2
votes

How can I write a statement in my CUDA kernel that is executed by a single thread. For example if I have the following kernel:

__global__ void Kernel(bool *d_over, bool *d_update_flag_threads, int no_nodes)
{
   int tid = blockIdx.x*blockDim.x + threadIdx.x;
   if( tid<no_nodes && d_update_flag_threads[tid])
   {
     ...
     *d_over=true; // writing a single memory location, only 1 thread should do?
     ...
   }
}

In above kernel, "d_over" is a single boolean flag while "d_update_flag_threads" is a boolean array.

What I normally did before is using the first thread in the thread block e.g.:

if(threadIdx.x==0)

but It could not work in this case as I have a flag array here and only threads with assosiated flag "true" will execute the if statement. That flag array is set by another CUDA kernel called before and I don't have any knowledge about it in advance.

In short, I need something similar to "Single" construct in OpenMP.

2
Why not simply terminate the current if, create a new if(threadIdx.x == 0) for the assignment, and then resume control with a new if? - Jared Hoberock

2 Answers

3
votes

A possible approach is use atomic operations.
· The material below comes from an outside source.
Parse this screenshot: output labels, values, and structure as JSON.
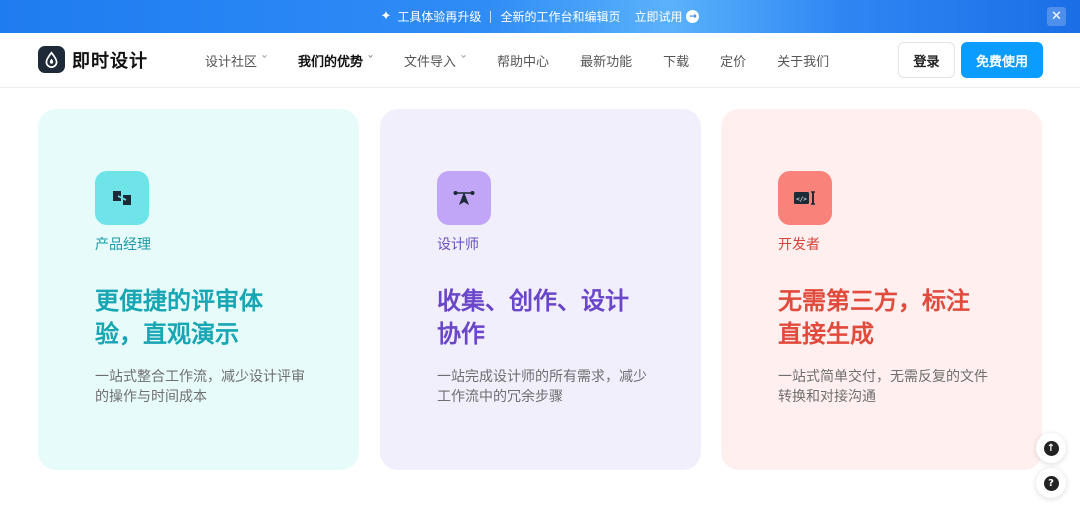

If you need only one thread per block to do the update, you could do the atomic operation in shared memory (for compute capability >= 1.2) which is generally much faster than perform it in global memory.

Said that, the idea is as follow:

int tid = blockIdx.x*blockDim.x + threadIdx.x;

__shared__ int sFlag;
// initialize flag
if (threadIdx.x == 0) sFlag = 0;
__syncthreads();

if( tid<no_nodes && d_update_flag_threads[tid])
{
  // safely update the flag
  int singleFlag = atomicAdd(&sFlag, 1);
  // custom single operation
  if ( singleFlag == 0) 
      *d_over=true; // writing a single memory location, only 1 thread will do it
       ...
}

It is just an idea. I've not tested it but is close to an operation performed by a single thread, not being the first thread of the block.

0
votes

You could use atomicCAS(d_over, 0, 1) where d_over is declared or type-cast as int*. This would ensure that only the first thread that sees the d_over value to be 0 (false) would update it and nobody else would.